Posted By on June 18, 2010

From President Obama: Letter from the President to G-20 Leaders

Our highest priority in Toronto must be to safeguard and strengthen the recovery. We worked exceptionally hard to restore growth; we cannot let it falter or lose strength now.

This means that we should reaffirm our unity of purpose to provide the policy support necessary to keep economic growth strong. It is essential that we have a self-sustaining recovery that creates the good jobs that our people need. In fact, should confidence in the strength of our recoveries diminish, we should be prepared to respond again as quickly and as forcefully as needed to avoid a slowdown in economic activity.
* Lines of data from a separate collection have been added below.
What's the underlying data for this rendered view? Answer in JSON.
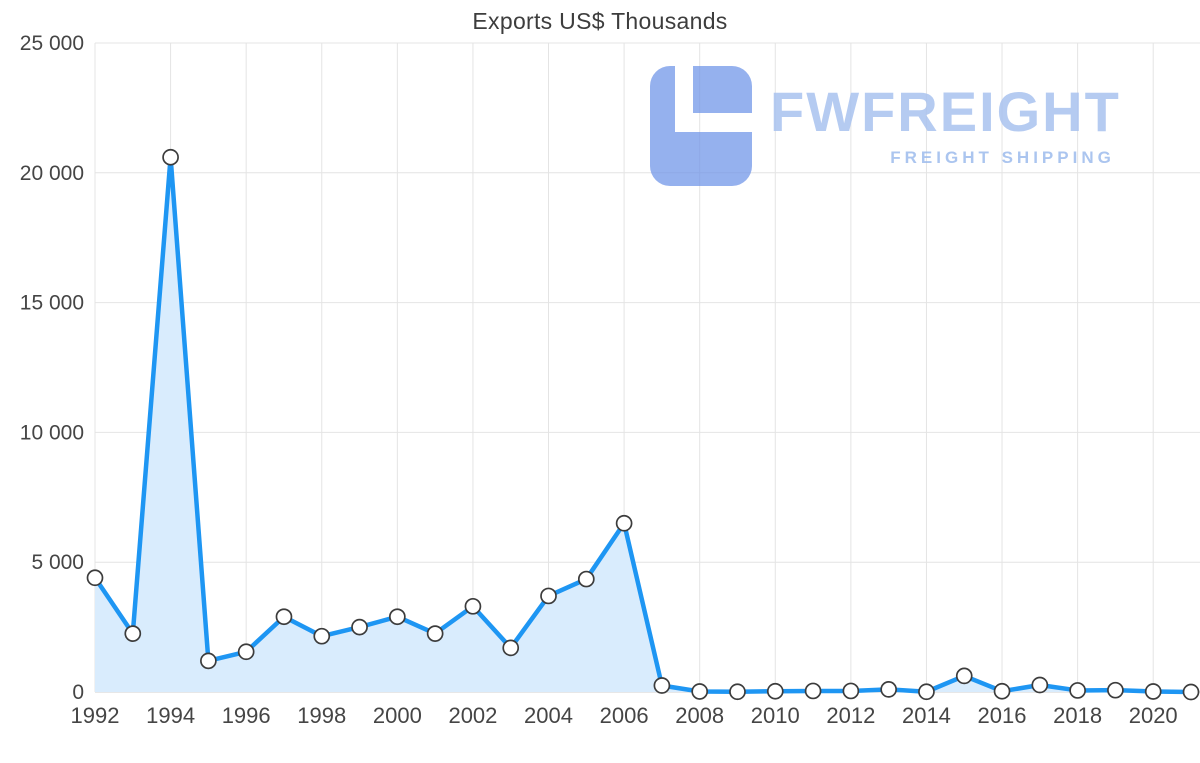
{
  "page": {
    "title": "Exports US$ Thousands"
  },
  "watermark": {
    "brand": "FWFREIGHT",
    "tagline": "FREIGHT SHIPPING",
    "logo_color": "#6d93e8",
    "brand_color": "#a9c2ef",
    "tagline_color": "#9dbbed"
  },
  "chart_data": {
    "type": "line",
    "title": "Exports US$ Thousands",
    "x": [
      1992,
      1993,
      1994,
      1995,
      1996,
      1997,
      1998,
      1999,
      2000,
      2001,
      2002,
      2003,
      2004,
      2005,
      2006,
      2007,
      2008,
      2009,
      2010,
      2011,
      2012,
      2013,
      2014,
      2015,
      2016,
      2017,
      2018,
      2019,
      2020,
      2021
    ],
    "values": [
      4400,
      2250,
      20600,
      1200,
      1550,
      2900,
      2150,
      2500,
      2900,
      2250,
      3300,
      1700,
      3700,
      4350,
      6500,
      250,
      20,
      10,
      30,
      40,
      40,
      100,
      10,
      620,
      30,
      270,
      60,
      70,
      20,
      0
    ],
    "x_tick_labels": [
      "1992",
      "1994",
      "1996",
      "1998",
      "2000",
      "2002",
      "2004",
      "2006",
      "2008",
      "2010",
      "2012",
      "2014",
      "2016",
      "2018",
      "2020"
    ],
    "y_tick_labels": [
      "0",
      "5 000",
      "10 000",
      "15 000",
      "20 000",
      "25 000"
    ],
    "ylim": [
      0,
      25000
    ],
    "grid": true,
    "legend": "none",
    "line_color": "#1e96f3",
    "fill_color": "#d9ecfd",
    "marker_fill": "#ffffff",
    "marker_stroke": "#3c3c3c",
    "grid_color": "#e4e4e4",
    "axis_color": "#cfcfcf",
    "tick_color": "#454545"
  }
}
He also cautioned about global imbalances:

A strong and sustainable global recovery needs to be built on balanced global demand. Significant weaknesses exist across G-20 economies. I am concerned by weak private sector demand and continued heavy reliance on exports by some countries with already large external surpluses. Our ability to achieve a durable global recovery depends on our ability to achieve a pattern of global demand growth that avoids the imbalances of the past. … I also want to underscore that market-determined exchange rates are essential to global economic vitality. The signals that flexible exchange rates send are necessary to support a strong and balanced global economy.

Obama was clearly writing about China.

Obama argued for stimulus now – while the economy is weak – and fiscal discipline over the medium term:

We need to commit to fiscal adjustments that stabilize debt-to-GDP ratios at appropriate levels over the medium term.